The structure of the Board of Directors ensures the balance between executive and non-executive members. Executive and non-executive directors have specific and complementary roles within the Board.

The Directors shall permanently update their skills and shall improve their knowledge about the Company’s activity and best practices of corporate governance, for the purpose of fulfilling their role.

Each member informs the President of the Board of Directors about any other mandate of director, manager or responsibility that he / she holds outside the Company during his / her current term.

Each member of the Board of Directors informs the Board, implicitly its President, regarding an eventual conflict of interest when it occurs, respectively on the evaluation of such concerning a potential conflict which may result from some operations.

Managers are elected by the Board of Directors. Managers may be appointed from the members of the Board of Directors or from outside this statutory body.

The Company Management was delegated to the General Manager.

The General Manager is responsible for taking all the measures related to the Company Management, within the limits of the object of activity and observing the exclusive competencies reserved by law or the Articles of Association for the Board of Directors and the General Meeting of the Shareholders.

The way of organizing the activity of the General Manager is established by decision of the Board of Directors.

Internal Control System

The activity of the Company is carried out by applying the internal control rules and procedures, by observing the requirements at all hierarchical and functional levels: approval, authorization, verification, evaluation of operational performances, assets securing, functions separation.

Internal auditors are the ones who evaluate the Company’s internal control system and provide an impartial and professional analysis of the Company’s risks.

The financial statements are reviewed by the financial auditor chosen by the Ordinary General Meeting of Shareholders.

The Board of Directors collaborates closely with internal and external auditors, periodically organizing meeting with them for the purpose of discussing issues related to financial reporting, internal control and risk management.

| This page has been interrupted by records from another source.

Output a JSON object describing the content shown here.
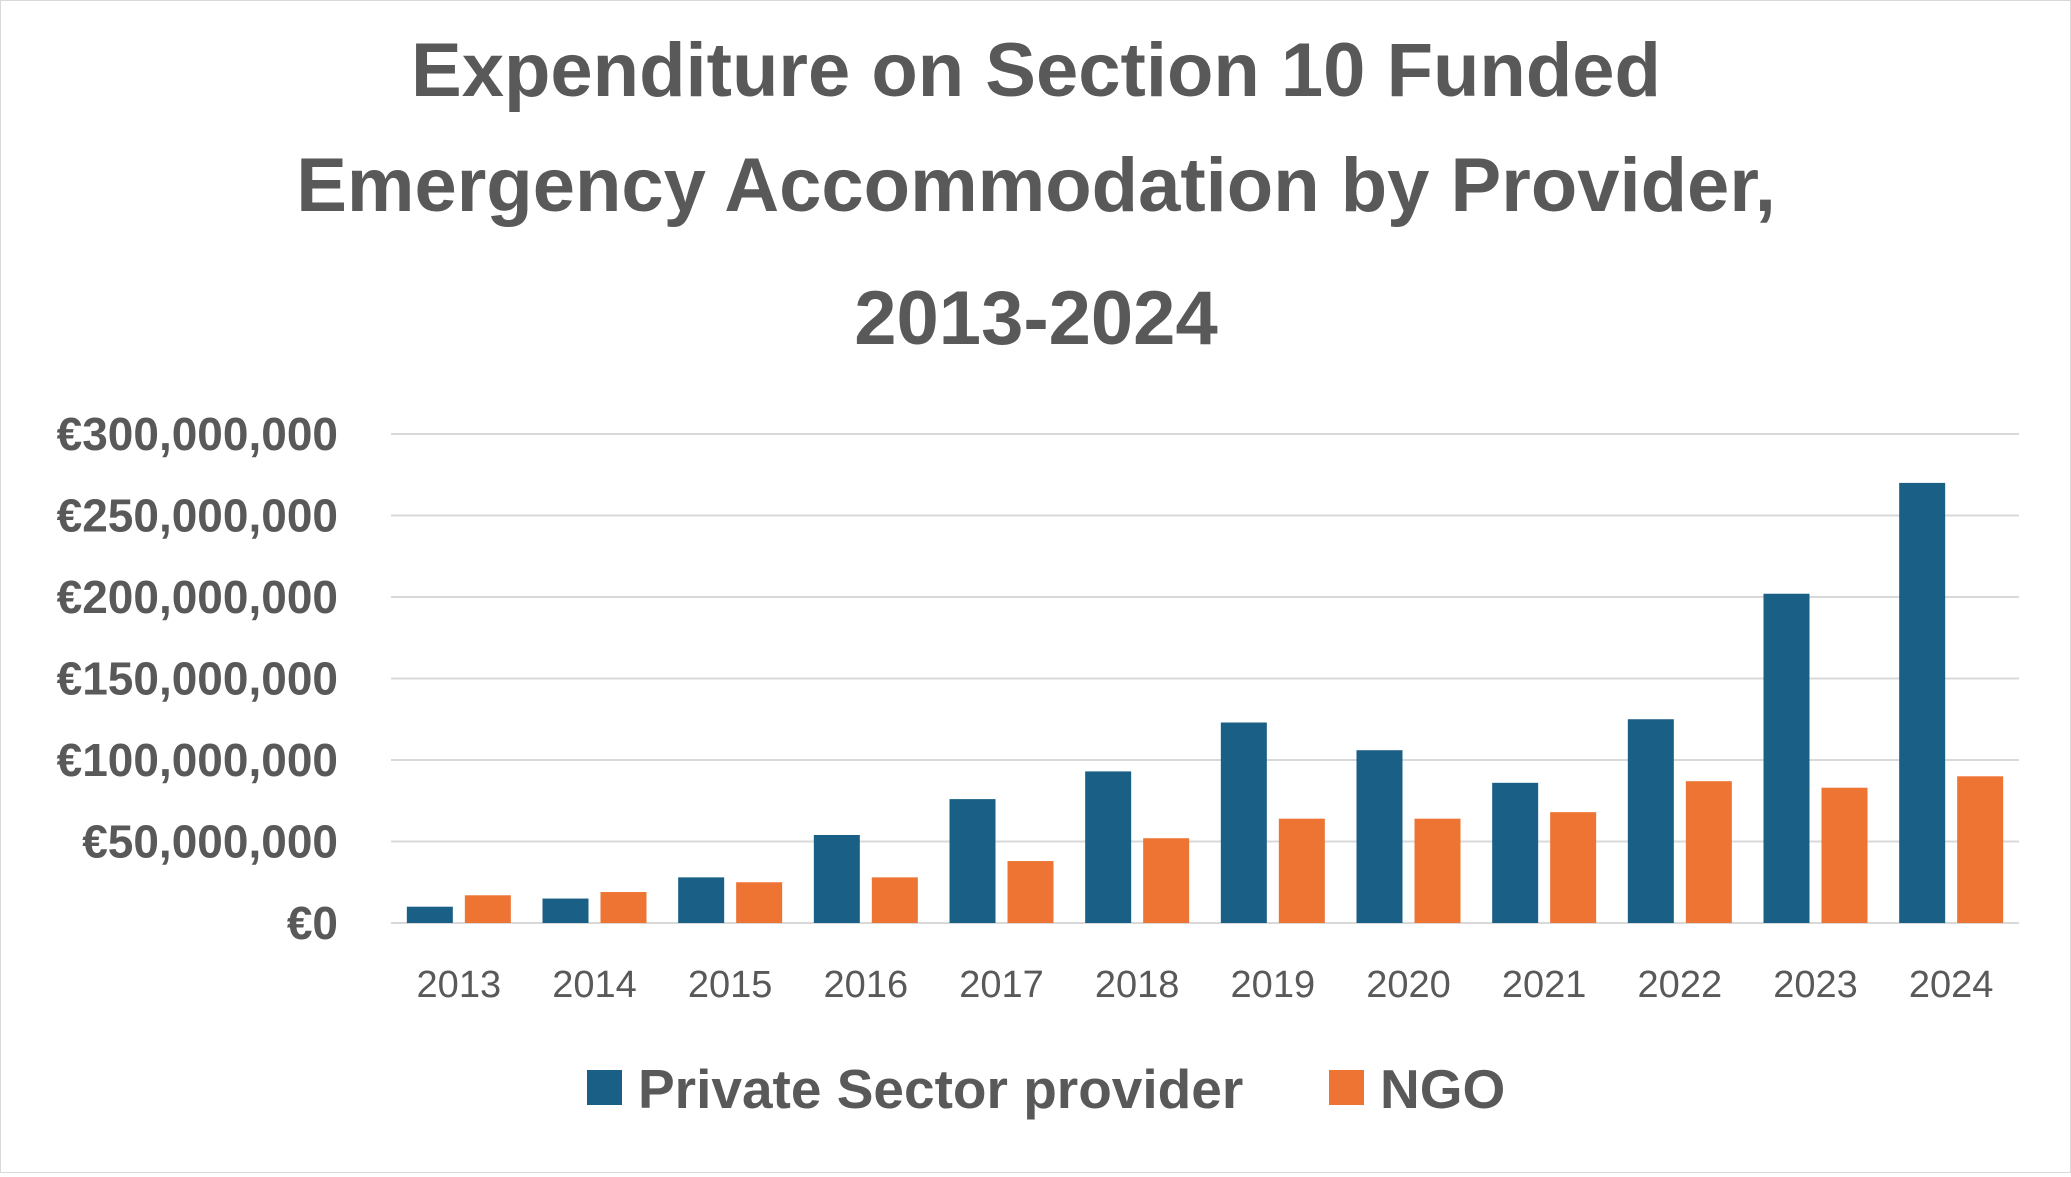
{
  "chart_data": {
    "type": "bar",
    "title_lines": [
      "Expenditure on Section 10 Funded",
      "Emergency Accommodation by Provider,",
      "2013-2024"
    ],
    "xlabel": "",
    "ylabel": "",
    "categories": [
      "2013",
      "2014",
      "2015",
      "2016",
      "2017",
      "2018",
      "2019",
      "2020",
      "2021",
      "2022",
      "2023",
      "2024"
    ],
    "series": [
      {
        "name": "Private Sector provider",
        "color": "#1a5f86",
        "values": [
          10000000,
          15000000,
          28000000,
          54000000,
          76000000,
          93000000,
          123000000,
          106000000,
          86000000,
          125000000,
          202000000,
          270000000
        ]
      },
      {
        "name": "NGO",
        "color": "#ed7432",
        "values": [
          17000000,
          19000000,
          25000000,
          28000000,
          38000000,
          52000000,
          64000000,
          64000000,
          68000000,
          87000000,
          83000000,
          90000000
        ]
      }
    ],
    "ylim": [
      0,
      300000000
    ],
    "yticks": [
      0,
      50000000,
      100000000,
      150000000,
      200000000,
      250000000,
      300000000
    ],
    "ytick_labels": [
      "€0",
      "€50,000,000",
      "€100,000,000",
      "€150,000,000",
      "€200,000,000",
      "€250,000,000",
      "€300,000,000"
    ],
    "grid": true,
    "legend_position": "bottom"
  }
}
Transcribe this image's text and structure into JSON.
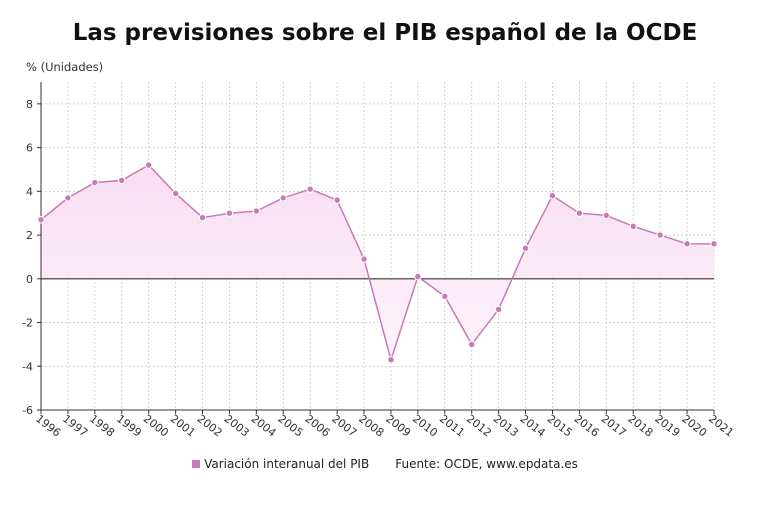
{
  "title": "Las previsiones sobre el PIB español de la OCDE",
  "unit_label": "% (Unidades)",
  "colors": {
    "line": "#c979b6",
    "marker": "#c979b6",
    "fill_top": "#f7dcf0",
    "fill_bottom": "#fdf3fa",
    "grid": "#c8c8c8",
    "zero_line": "#333333",
    "axis": "#333333"
  },
  "legend": {
    "series_label": "Variación interanual del PIB",
    "source_label": "Fuente: OCDE, www.epdata.es"
  },
  "chart_data": {
    "type": "area",
    "title": "Las previsiones sobre el PIB español de la OCDE",
    "xlabel": "",
    "ylabel": "% (Unidades)",
    "ylim": [
      -6,
      9
    ],
    "yticks": [
      -6,
      -4,
      -2,
      0,
      2,
      4,
      6,
      8
    ],
    "grid": true,
    "legend_position": "bottom",
    "categories": [
      "1996",
      "1997",
      "1998",
      "1999",
      "2000",
      "2001",
      "2002",
      "2003",
      "2004",
      "2005",
      "2006",
      "2007",
      "2008",
      "2009",
      "2010",
      "2011",
      "2012",
      "2013",
      "2014",
      "2015",
      "2016",
      "2017",
      "2018",
      "2019",
      "2020",
      "2021"
    ],
    "series": [
      {
        "name": "Variación interanual del PIB",
        "values": [
          2.7,
          3.7,
          4.4,
          4.5,
          5.2,
          3.9,
          2.8,
          3.0,
          3.1,
          3.7,
          4.1,
          3.6,
          0.9,
          -3.7,
          0.1,
          -0.8,
          -3.0,
          -1.4,
          1.4,
          3.8,
          3.0,
          2.9,
          2.4,
          2.0,
          1.6,
          1.6
        ]
      }
    ]
  }
}
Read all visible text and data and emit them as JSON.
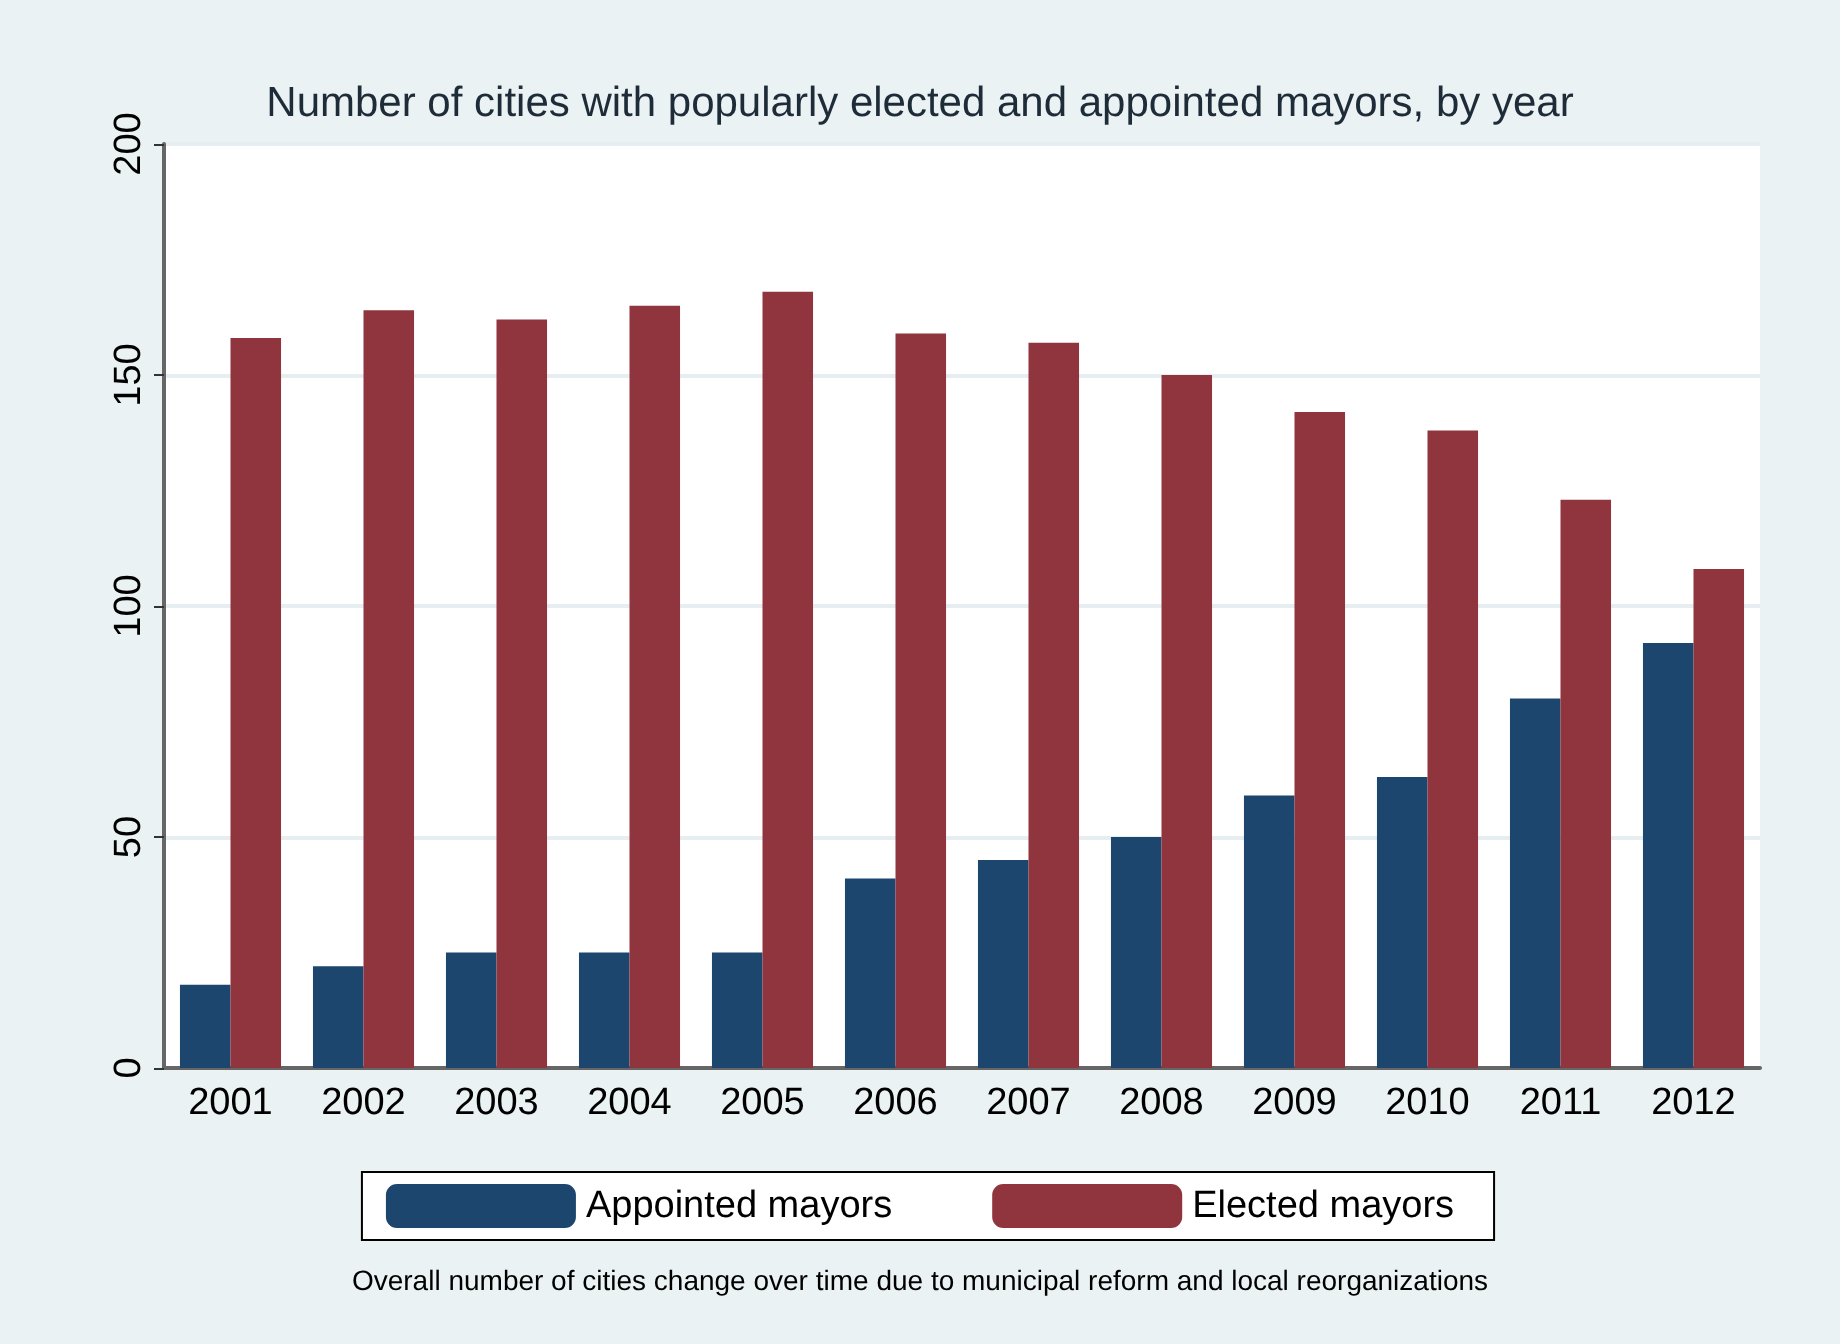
{
  "chart_data": {
    "type": "bar",
    "title": "Number of cities with popularly elected and appointed mayors, by year",
    "categories": [
      "2001",
      "2002",
      "2003",
      "2004",
      "2005",
      "2006",
      "2007",
      "2008",
      "2009",
      "2010",
      "2011",
      "2012"
    ],
    "series": [
      {
        "name": "Appointed mayors",
        "color": "#1c466e",
        "values": [
          18,
          22,
          25,
          25,
          25,
          41,
          45,
          50,
          59,
          63,
          80,
          92
        ]
      },
      {
        "name": "Elected mayors",
        "color": "#90353e",
        "values": [
          158,
          164,
          162,
          165,
          168,
          159,
          157,
          150,
          142,
          138,
          123,
          108
        ]
      }
    ],
    "ylim": [
      0,
      200
    ],
    "yticks": [
      0,
      50,
      100,
      150,
      200
    ],
    "grid": "y",
    "legend": "bottom",
    "annotations": [
      "Overall number of cities change over time due to municipal reform and local reorganizations"
    ]
  }
}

The Board of Directors regularly reviews the effectiveness of financial reporting, internal control and risk management system adopted by the Company; it ensures that the audit analyses carried out as well as the audit reports prepared as a result of them are in line with the audit plan.

In this manner, the Board of Directors evaluates the degree of efficiency of the risk management system, from the perspective of ensuring that the main risks (including those related to fraud and compliance with relevant legislation and regulations) are correctly identified, managed and reported in accordance with the audit plan.

Relation with the Shareholders

COMVEX S.A. respects the rights of securities holders and ensures a fair treatment for all securities holders of same type and class, making available to them all relevant information so that they can exercise all their rights in a fair manner.

Through its website, the Company disseminates the most important information, thus enabling investors to have access to real-time information.

Comvex has on its website comvex.ro a special section of Information for investors, as well as a contact form in order to provide appropriate information, upon request.

In order to ensure the rights of the holders of shares issued by the Company, it makes available to the shareholders, by publishing on its own website, detailed information regarding the way in which the works of the general shareholders meetings take place, exercising the right to vote within the meetings, as well as financial information, periodical reports, etc.